Nutrition recommendations have lifted the cloud over eggs and the thinking now is that an egg a day is OK.

For much of the past 40 years the public has been warned away from eggs because of the risk of heart disease. Unhealthy serum cholesterol levels have, after all, been linked to increased risk of cardiovascular disease, and eggs are relatively high in dietary cholesterol.

The food police were wrong? Science isn’t perfect? Oy!

Some research has even questioned the connection between egg consumption and cardiovascular disease. A study published in the Journal of the American College of Nutrition showed that risk of cardiovascular disease in men and women did not increase with increasing egg consumption. In fact, it showed quite the opposite. From their findings of analyzing more than 27,000 subjects, they indicated that the egg consumers actually had lower serum cholesterol levels than those subjects who abstained from eggs.

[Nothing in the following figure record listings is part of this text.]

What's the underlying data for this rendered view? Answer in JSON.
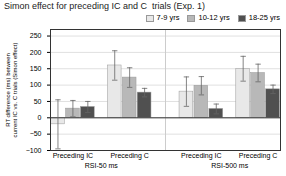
{
  "chart_data": {
    "type": "bar",
    "title": "Simon effect for preceding IC and C  trials (Exp. 1)",
    "ylabel": "RT difference (ms) between\ncurrent IC vs. C trials (Simon effect)",
    "categories": [
      "Preceding IC",
      "Preceding C",
      "Preceding IC",
      "Preceding C"
    ],
    "category_groups": [
      "RSI-50 ms",
      "RSI-50 ms",
      "RSI-500 ms",
      "RSI-500 ms"
    ],
    "series": [
      {
        "name": "7-9 yrs",
        "color": "#e8e8e8",
        "values": [
          -20,
          160,
          80,
          150
        ],
        "errors": [
          75,
          45,
          45,
          38
        ]
      },
      {
        "name": "10-12 yrs",
        "color": "#b8b8b8",
        "values": [
          28,
          123,
          98,
          137
        ],
        "errors": [
          25,
          30,
          28,
          27
        ]
      },
      {
        "name": "18-25 yrs",
        "color": "#505050",
        "values": [
          33,
          77,
          27,
          87
        ],
        "errors": [
          17,
          13,
          15,
          13
        ]
      }
    ],
    "ylim": [
      -100,
      270
    ],
    "yticks": [
      -100,
      -50,
      0,
      50,
      100,
      150,
      200,
      250
    ],
    "grid": true,
    "legend": "upper right"
  }
}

The Harvard School of Public Health’s research showed the dietary cholesterol in eggs does not have a negative effect on blood cholesterol levels of healthy people. This and numerous other studies have shown there is no link between eating eggs and a higher risk of heart disease or stroke for healthy adults. Some recent studies have even shown that HDL (good) cholesterol increased when people ate an egg-supplemented diet.

* This is the operative statement. The others are inoperative.